Napoléon lance à nouveau la brochure sur le sol. Il est saisi de colère. Il connaît ce Fontanes, un marquis rentré d'émigration après le 18 Brumaire. Un homme de lettres, qui écrit au Mercure de France, et qui est bon orateur. Il a célébré avec talent la mémoire de Washington aux Invalides. Et c'est ce jour-là qu'Élisa Bacciocchi a fait comprendre à Napoléon qu'elle était la maîtresse de Fontanes. Il n'a pu qu'accepter. Que pourrait-il reprocher à sa sœur Élisa ? On l'a mariée à un pauvre homme, un petit officier corse sans talent ni ambition, alors que c'est une femme de caractère. Il a revu Fontanes, chez Lucien. Depuis que Lucien Bonaparte est veuf, Élisa a pris en main la vie mondaine de son frère, ministre de l'Intérieur. Elle reçoit, anime un salon littéraire où se retrouvent La Harpe, Arnault, Roederer. Elle y brille en compagnie de Fontanes. C'est Lucien, avec elle et sans doute avec la complicité de Joseph, qui a dû penser qu'il fallait, après la conspiration des poignards, exprimer publiquement l'idée que Napoléon devait devenir roi, souverain héréditaire, qu'il était un fondateur de dynastie. Et, naturellement, puisque Lucien, Joseph, Élisa, le clan des Bonaparte pense et veut cela, Joséphine y est hostile.

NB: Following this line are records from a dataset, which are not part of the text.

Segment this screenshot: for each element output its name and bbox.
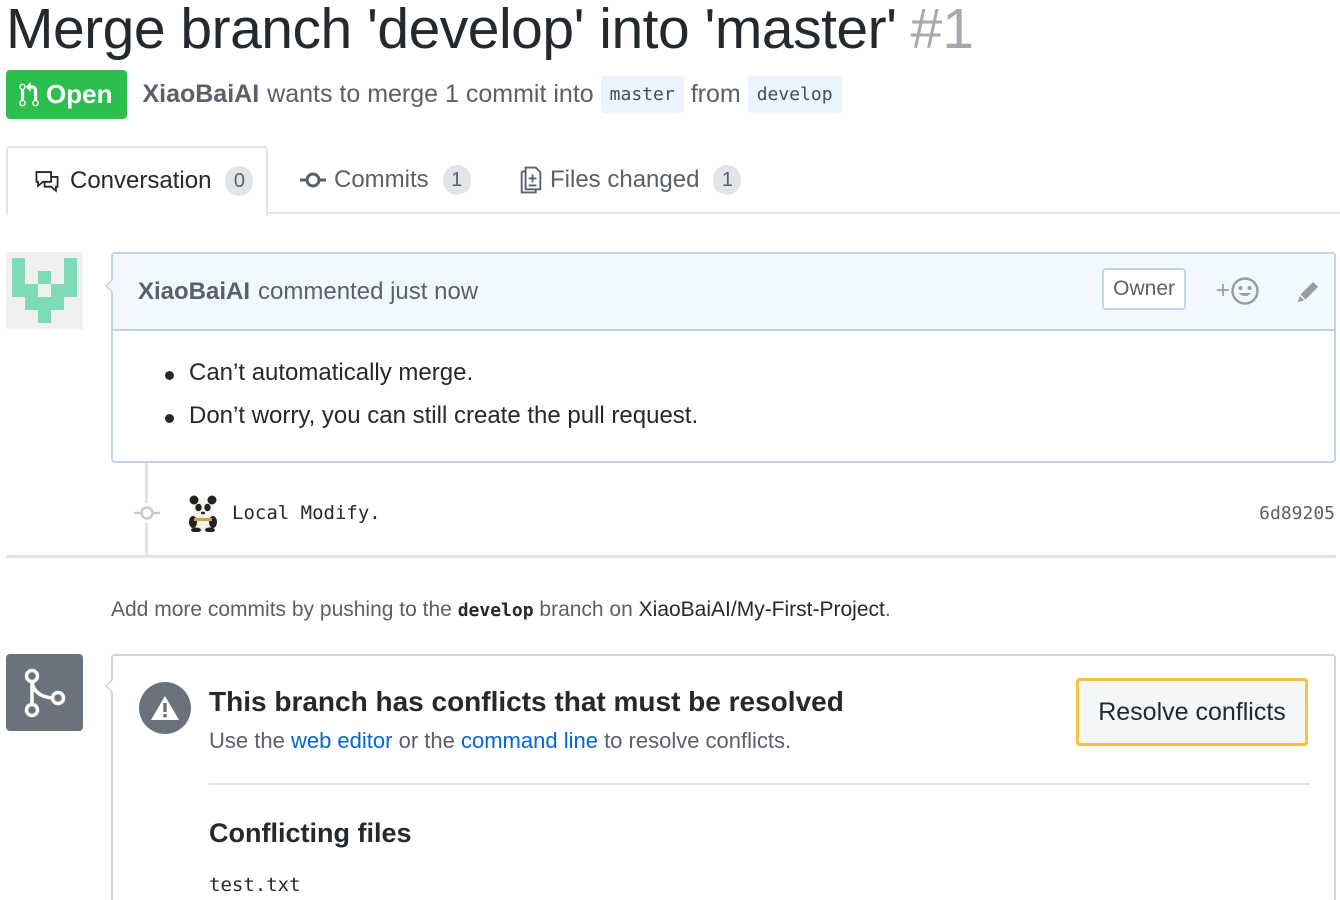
- command-line-link[interactable]: command line: [461, 728, 598, 753]
- state-label: Open: [46, 79, 113, 109]
- resolve-conflicts-button[interactable]: Resolve conflicts: [1076, 678, 1308, 746]
- git-merge-icon: [24, 668, 65, 717]
- pr-meta: Open XiaoBaiAI wants to merge 1 commit i…: [6, 70, 849, 119]
- pr-title-row: Merge branch 'develop' into 'master' #1: [6, 0, 974, 62]
- smiley-icon: [1231, 277, 1259, 305]
- pr-number: #1: [910, 0, 974, 61]
- tab-label: Conversation: [70, 167, 212, 194]
- base-branch[interactable]: master: [600, 76, 684, 113]
- pencil-icon: [1298, 282, 1318, 302]
- from-text: from: [690, 80, 741, 108]
- edit-button[interactable]: [1294, 278, 1322, 313]
- git-commit-icon: [300, 172, 326, 188]
- comment-author[interactable]: XiaoBaiAI: [138, 278, 250, 306]
- commit-sha[interactable]: 6d89205: [1259, 503, 1335, 524]
- tab-counter: 1: [713, 165, 742, 195]
- comment-timestamp: commented just now: [258, 277, 479, 305]
- conflicting-file: test.txt: [209, 874, 301, 896]
- list-item: Don’t worry, you can still create the pu…: [161, 402, 1334, 430]
- comment-box: XiaoBaiAI commented just now Owner + Can…: [105, 252, 1336, 463]
- merge-summary: XiaoBaiAI wants to merge 1 commit into m…: [142, 76, 848, 113]
- avatar[interactable]: [6, 252, 83, 329]
- tab-commits[interactable]: Commits 1: [300, 146, 471, 214]
- tab-label: Commits: [334, 166, 429, 193]
- tab-conversation[interactable]: Conversation 0: [6, 146, 268, 216]
- desc-suffix: to resolve conflicts.: [604, 728, 792, 753]
- alert-icon: [139, 682, 191, 734]
- conflict-description: Use the web editor or the command line t…: [209, 728, 791, 754]
- commit-row: Local Modify.: [186, 490, 381, 536]
- list-item: Can’t automatically merge.: [161, 359, 1334, 387]
- comment-body: Can’t automatically merge. Don’t worry, …: [113, 331, 1334, 430]
- merge-status-icon-box: [6, 654, 83, 731]
- conflicting-files-heading: Conflicting files: [209, 818, 412, 848]
- tab-label: Files changed: [550, 166, 700, 193]
- summary-text: wants to merge 1 commit into: [267, 80, 594, 108]
- timeline-divider: [6, 555, 1336, 558]
- pr-tabs: Conversation 0 Commits 1 Files changed 1: [6, 146, 1340, 216]
- tab-files-changed[interactable]: Files changed 1: [520, 146, 742, 214]
- merge-box: This branch has conflicts that must be r…: [105, 654, 1336, 900]
- push-hint: Add more commits by pushing to the devel…: [111, 598, 891, 622]
- merge-divider: [209, 783, 1310, 785]
- warning-icon: [151, 696, 179, 720]
- owner-label: Owner: [1102, 268, 1186, 310]
- desc-middle: or the: [398, 728, 455, 753]
- git-pull-request-icon: [19, 81, 39, 106]
- plus-text: +: [1215, 277, 1230, 304]
- comment-discussion-icon: [35, 171, 59, 193]
- git-commit-icon: [134, 506, 160, 520]
- head-branch[interactable]: develop: [747, 76, 842, 113]
- comment-list: Can’t automatically merge. Don’t worry, …: [161, 359, 1334, 430]
- tab-counter: 1: [442, 165, 471, 195]
- commit-message[interactable]: Local Modify.: [232, 502, 381, 524]
- state-badge: Open: [6, 70, 128, 119]
- repo-link[interactable]: XiaoBaiAI/My-First-Project: [639, 598, 885, 621]
- commit-node: [134, 503, 160, 523]
- desc-prefix: Use the: [209, 728, 285, 753]
- pr-title: Merge branch 'develop' into 'master': [6, 0, 897, 61]
- identicon-image: [6, 252, 83, 329]
- hint-middle: branch on: [539, 598, 633, 621]
- conflict-title: This branch has conflicts that must be r…: [209, 686, 844, 717]
- web-editor-link[interactable]: web editor: [291, 728, 393, 753]
- tab-counter: 0: [225, 166, 254, 196]
- commit-author-avatar[interactable]: [186, 494, 220, 532]
- file-diff-icon: [520, 166, 542, 194]
- hint-prefix: Add more commits by pushing to the: [111, 598, 452, 621]
- hint-suffix: .: [884, 598, 891, 621]
- comment-header: XiaoBaiAI commented just now Owner +: [113, 254, 1334, 331]
- add-reaction-button[interactable]: +: [1216, 276, 1260, 306]
- hint-branch: develop: [457, 600, 534, 621]
- author-link[interactable]: XiaoBaiAI: [142, 80, 259, 109]
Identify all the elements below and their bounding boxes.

Voilà pourquoi elle est venue ce matin jouer de ses charmes, parler du « vilain Lucien ».
Ils se détestent les uns les autres. Elle craint, si je deviens roi, qu'il me faille un héritier qu'elle ne peut pas me donner. Elle a peur de la répudiation, du divorce.

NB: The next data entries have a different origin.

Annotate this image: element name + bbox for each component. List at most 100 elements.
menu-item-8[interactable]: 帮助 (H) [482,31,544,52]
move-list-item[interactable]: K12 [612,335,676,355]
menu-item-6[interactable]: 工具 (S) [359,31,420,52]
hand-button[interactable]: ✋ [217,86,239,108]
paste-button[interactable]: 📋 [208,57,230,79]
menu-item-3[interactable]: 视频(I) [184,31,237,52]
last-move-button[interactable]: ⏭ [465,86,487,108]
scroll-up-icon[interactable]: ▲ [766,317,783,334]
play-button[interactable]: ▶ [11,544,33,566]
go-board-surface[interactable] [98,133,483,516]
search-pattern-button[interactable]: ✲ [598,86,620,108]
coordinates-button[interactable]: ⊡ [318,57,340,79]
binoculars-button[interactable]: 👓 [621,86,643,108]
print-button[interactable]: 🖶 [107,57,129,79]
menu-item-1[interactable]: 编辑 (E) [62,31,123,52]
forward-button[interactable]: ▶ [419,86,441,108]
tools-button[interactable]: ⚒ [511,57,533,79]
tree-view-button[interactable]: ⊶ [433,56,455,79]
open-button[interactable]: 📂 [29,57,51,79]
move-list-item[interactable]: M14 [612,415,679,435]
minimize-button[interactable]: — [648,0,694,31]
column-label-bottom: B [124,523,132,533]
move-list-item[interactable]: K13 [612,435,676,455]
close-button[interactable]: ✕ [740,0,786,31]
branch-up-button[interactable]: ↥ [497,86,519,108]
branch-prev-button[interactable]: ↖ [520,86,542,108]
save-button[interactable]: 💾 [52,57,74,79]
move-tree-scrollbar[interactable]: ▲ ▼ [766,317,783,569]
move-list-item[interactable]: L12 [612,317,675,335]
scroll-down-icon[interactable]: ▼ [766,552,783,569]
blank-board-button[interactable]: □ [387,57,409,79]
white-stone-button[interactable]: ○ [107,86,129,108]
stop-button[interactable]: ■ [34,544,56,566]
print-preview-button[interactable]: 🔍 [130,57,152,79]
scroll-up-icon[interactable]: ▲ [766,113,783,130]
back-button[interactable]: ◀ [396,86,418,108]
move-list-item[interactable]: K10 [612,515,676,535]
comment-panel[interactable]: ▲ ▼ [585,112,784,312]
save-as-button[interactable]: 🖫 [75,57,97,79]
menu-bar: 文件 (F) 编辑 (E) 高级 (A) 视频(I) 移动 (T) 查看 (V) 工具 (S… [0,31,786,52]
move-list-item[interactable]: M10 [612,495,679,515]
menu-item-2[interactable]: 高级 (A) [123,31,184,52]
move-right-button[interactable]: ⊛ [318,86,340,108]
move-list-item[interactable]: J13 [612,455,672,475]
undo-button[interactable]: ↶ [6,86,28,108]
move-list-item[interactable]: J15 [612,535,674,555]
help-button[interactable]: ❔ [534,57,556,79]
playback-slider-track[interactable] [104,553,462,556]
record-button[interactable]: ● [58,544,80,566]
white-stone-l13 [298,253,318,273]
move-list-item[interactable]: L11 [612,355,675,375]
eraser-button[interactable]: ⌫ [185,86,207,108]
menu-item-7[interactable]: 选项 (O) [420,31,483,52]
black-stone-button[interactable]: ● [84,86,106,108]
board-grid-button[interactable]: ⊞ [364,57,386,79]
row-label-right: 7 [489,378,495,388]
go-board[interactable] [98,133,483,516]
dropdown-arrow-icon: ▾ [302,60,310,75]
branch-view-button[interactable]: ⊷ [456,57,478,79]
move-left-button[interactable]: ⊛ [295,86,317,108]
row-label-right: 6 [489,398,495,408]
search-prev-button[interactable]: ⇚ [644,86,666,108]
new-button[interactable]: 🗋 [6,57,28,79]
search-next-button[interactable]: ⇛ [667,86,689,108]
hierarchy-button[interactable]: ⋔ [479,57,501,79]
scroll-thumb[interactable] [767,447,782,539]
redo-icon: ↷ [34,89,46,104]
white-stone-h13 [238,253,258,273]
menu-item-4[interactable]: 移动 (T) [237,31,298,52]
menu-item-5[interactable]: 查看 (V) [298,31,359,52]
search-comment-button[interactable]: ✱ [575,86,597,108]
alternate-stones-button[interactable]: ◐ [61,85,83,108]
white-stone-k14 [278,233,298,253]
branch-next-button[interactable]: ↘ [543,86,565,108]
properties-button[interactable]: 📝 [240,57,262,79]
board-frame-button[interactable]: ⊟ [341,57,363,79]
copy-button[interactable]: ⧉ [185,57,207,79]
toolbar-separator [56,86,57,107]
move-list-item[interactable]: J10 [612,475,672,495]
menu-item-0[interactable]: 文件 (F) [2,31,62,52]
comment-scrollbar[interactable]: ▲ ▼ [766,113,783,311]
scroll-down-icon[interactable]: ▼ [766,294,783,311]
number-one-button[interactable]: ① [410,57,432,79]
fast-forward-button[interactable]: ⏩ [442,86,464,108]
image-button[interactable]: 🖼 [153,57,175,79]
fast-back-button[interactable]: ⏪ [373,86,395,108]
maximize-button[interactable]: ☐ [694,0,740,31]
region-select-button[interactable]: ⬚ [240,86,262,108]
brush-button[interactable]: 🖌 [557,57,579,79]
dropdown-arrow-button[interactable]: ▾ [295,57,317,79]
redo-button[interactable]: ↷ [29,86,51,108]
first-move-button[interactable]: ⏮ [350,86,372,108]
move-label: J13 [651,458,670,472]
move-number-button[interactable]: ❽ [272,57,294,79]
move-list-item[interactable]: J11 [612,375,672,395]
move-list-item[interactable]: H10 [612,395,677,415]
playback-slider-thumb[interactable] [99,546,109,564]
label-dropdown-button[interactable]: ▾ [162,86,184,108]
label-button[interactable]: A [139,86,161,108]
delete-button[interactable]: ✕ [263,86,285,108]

Je donne à tous ce que je peux et ils se battent comme des chiens avides. Ils sont impatients. C'est moi, qu'ils déchirent. A-t-on idée d'écrire en évoquant ma mort : « Où est-il, le successeur de Périclès ?.. Les Néron, les Caligula, les Claude remplacèrent à Rome le plus grand des mortels, lâchement assassiné... Français ! Vous dormez au bord d'un abîme. »

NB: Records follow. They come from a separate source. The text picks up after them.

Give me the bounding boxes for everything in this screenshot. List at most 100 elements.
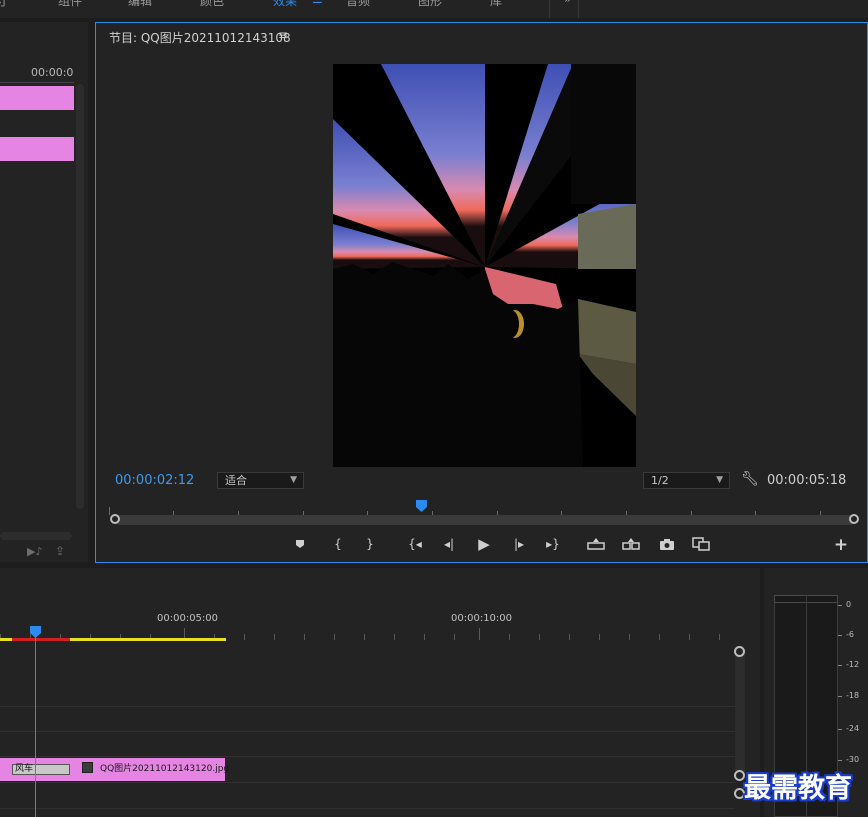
- video-preview: [333, 64, 636, 467]
- chevron-down-icon: ▼: [716, 475, 723, 485]
- db-label: 0: [846, 600, 852, 609]
- clip-name: QQ图片20211012143120.jpg: [100, 764, 230, 774]
- ruler-label-10s: 00:00:10:00: [451, 613, 513, 624]
- extract-button[interactable]: [621, 534, 641, 554]
- db-label: -12: [846, 660, 860, 669]
- track-divider: [0, 706, 735, 707]
- workspace-bar: 寸 组件 编辑 颜色 效果 ☰ 音频 图形 库 »: [0, 0, 868, 18]
- workspace-tab-effects[interactable]: 效果: [273, 0, 297, 9]
- workspace-tab-color[interactable]: 颜色: [200, 0, 224, 9]
- program-zoom-scrollbar[interactable]: [115, 515, 855, 525]
- button-editor-button[interactable]: +: [831, 535, 851, 555]
- lift-icon: [587, 538, 605, 550]
- zoom-handle-right[interactable]: [849, 514, 859, 524]
- db-label: -18: [846, 691, 860, 700]
- source-clip-audio[interactable]: [0, 137, 74, 161]
- workspace-tab-partial[interactable]: 寸: [0, 0, 8, 9]
- go-to-out-icon: ▸}: [546, 537, 560, 551]
- zoom-fit-value: 适合: [225, 474, 247, 487]
- ruler-label-5s: 00:00:05:00: [157, 613, 219, 624]
- workspace-divider: [549, 0, 550, 18]
- export-frame-button[interactable]: [657, 534, 677, 554]
- program-duration-timecode: 00:00:05:18: [767, 473, 847, 488]
- playhead-line: [35, 636, 36, 817]
- mark-in-icon: {: [334, 537, 342, 551]
- settings-wrench-icon[interactable]: 🔧︎: [741, 471, 759, 487]
- program-monitor: 节目: QQ图片20211012143108 ≡ 00:00:02:12 适合 …: [95, 22, 868, 563]
- audio-note-icon[interactable]: ▶♪: [27, 545, 42, 558]
- go-to-out-button[interactable]: ▸}: [543, 534, 563, 554]
- track-divider: [0, 731, 735, 732]
- ruler-ticks: [109, 507, 821, 515]
- mark-in-button[interactable]: {: [328, 534, 348, 554]
- program-current-timecode[interactable]: 00:00:02:12: [115, 473, 194, 488]
- pinwheel-frame-image: [333, 64, 636, 467]
- track-divider: [0, 756, 735, 757]
- playhead-marker-icon: [416, 500, 428, 512]
- db-tick: [838, 665, 842, 666]
- workspace-tab-audio[interactable]: 音频: [346, 0, 370, 9]
- db-tick: [838, 729, 842, 730]
- db-tick: [838, 605, 842, 606]
- step-back-icon: ◂|: [443, 537, 455, 551]
- timeline-vertical-scrollbar[interactable]: [735, 650, 745, 780]
- go-to-in-icon: {◂: [408, 537, 422, 551]
- panel-menu-icon[interactable]: ≡: [278, 28, 288, 42]
- source-clip-video[interactable]: [0, 86, 74, 110]
- work-area-bar-start[interactable]: [0, 638, 12, 641]
- export-icon[interactable]: ⇪: [55, 544, 65, 558]
- workspace-tab-libraries[interactable]: 库: [490, 0, 502, 9]
- workspace-tab-graphics[interactable]: 图形: [418, 0, 442, 9]
- step-forward-icon: |▸: [513, 537, 525, 551]
- db-label: -30: [846, 755, 860, 764]
- timeline-panel: 00:00:05:00 00:00:10:00 风车 QQ图片202110121…: [0, 568, 760, 817]
- db-label: -24: [846, 724, 860, 733]
- step-back-button[interactable]: ◂|: [439, 534, 459, 554]
- add-marker-button[interactable]: [290, 534, 310, 554]
- go-to-in-button[interactable]: {◂: [405, 534, 425, 554]
- db-tick: [838, 760, 842, 761]
- watermark-logo: 最需教育: [744, 773, 852, 804]
- workspace-overflow-icon[interactable]: »: [564, 0, 571, 6]
- source-timecode: 00:00:0: [31, 66, 74, 79]
- source-vertical-scrollbar[interactable]: [76, 84, 84, 509]
- plus-icon: +: [833, 535, 849, 555]
- zoom-handle-left[interactable]: [110, 514, 120, 524]
- transition-effect[interactable]: 风车: [12, 764, 70, 775]
- fx-badge-icon[interactable]: [82, 762, 93, 773]
- work-area-bar[interactable]: [70, 638, 226, 641]
- source-horizontal-scrollbar[interactable]: [0, 532, 72, 540]
- zoom-fit-dropdown[interactable]: 适合 ▼: [217, 472, 304, 489]
- program-monitor-title: 节目: QQ图片20211012143108: [109, 31, 291, 45]
- extract-icon: [622, 538, 640, 550]
- db-tick: [838, 696, 842, 697]
- timeline-clip[interactable]: 风车 QQ图片20211012143120.jpg: [0, 758, 229, 781]
- mark-out-button[interactable]: }: [360, 534, 380, 554]
- workspace-tab-editing[interactable]: 编辑: [128, 0, 152, 9]
- mark-out-icon: }: [366, 537, 374, 551]
- transition-label: 风车: [15, 764, 34, 774]
- scroll-handle-top[interactable]: [734, 646, 745, 657]
- track-divider: [0, 808, 735, 809]
- play-button[interactable]: ▶: [474, 534, 494, 554]
- resolution-value: 1/2: [651, 474, 669, 487]
- compare-view-button[interactable]: [691, 534, 711, 554]
- program-time-ruler[interactable]: [109, 504, 854, 515]
- playback-resolution-dropdown[interactable]: 1/2 ▼: [643, 472, 730, 489]
- workspace-menu-icon[interactable]: ☰: [312, 0, 323, 6]
- program-playhead[interactable]: [416, 500, 428, 512]
- workspace-divider: [578, 0, 579, 18]
- track-divider: [0, 782, 735, 783]
- workspace-tab-assembly[interactable]: 组件: [58, 0, 82, 9]
- db-label: -6: [846, 630, 854, 639]
- render-needed-bar: [12, 638, 70, 641]
- marker-icon: [296, 540, 304, 548]
- chevron-down-icon: ▼: [290, 475, 297, 485]
- camera-icon: [660, 538, 674, 550]
- lift-button[interactable]: [586, 534, 606, 554]
- source-ruler-line: [0, 82, 74, 83]
- compare-view-icon: [692, 537, 710, 551]
- play-icon: ▶: [478, 535, 490, 553]
- db-tick: [838, 635, 842, 636]
- step-forward-button[interactable]: |▸: [509, 534, 529, 554]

- Je pense, Général, commence Bourrienne, que ce pamphlet est de nature à faire le plus grand mal dans l'opinion ; il me semble intempestif, car il révèle trop prématurément vos projets.
Que sait-il de mes projets ? Et qu'en dit-on ?
Napoléon convoque Fouché. Il le questionne et s'irrite de ses réponses.
- C'est votre frère Lucien, qui a pris ce pamphlet sous sa protection, explique Fouché. L'impression et la publication en ont été faites par son ordre ; enfin, il est sorti du ministère de l'Intérieur et a été expédié à tous les préfets.
Napoléon prend plusieurs prises. Ces gestes vifs, ces respirations, l'odeur âcre du tabac ne le calment pas comme à l'habitude, mais l'irritent.
- Cela m'est bien égal ! lance-t-il. Votre devoir, comme ministre de la Police, était de faire arrêter Lucien et de l'enfermer au Temple.
Il renifle de nouvelles prises.
- Cet imbécile-là ne sait qu'imaginer pour me compromettre, dit-il.
Il se souvient de Lucien, de leur enfance et aussi des initiatives de son cadet qui, au temps de l'affrontement avec Paoli, sont venues changer le cours des choses. Mais il y a eu, pour tout effacer, le 19 brumaire, le courage et l'à-propos de Lucien. Sans lui, peut-être la journée se serait-elle terminée en désastre ?
C'est mon frère. C'est ma famille. Je fais pour eux ce que je dois.
Joseph a été désigné pour conduire les négociations avec l'Autriche à Lunéville. Reste Lucien, qui est ministre.
Napoléon s'emporte devant Roederer.
Lucien est plein d'esprit, mais c'est une mauvaise tête dont on ne peut rien faire.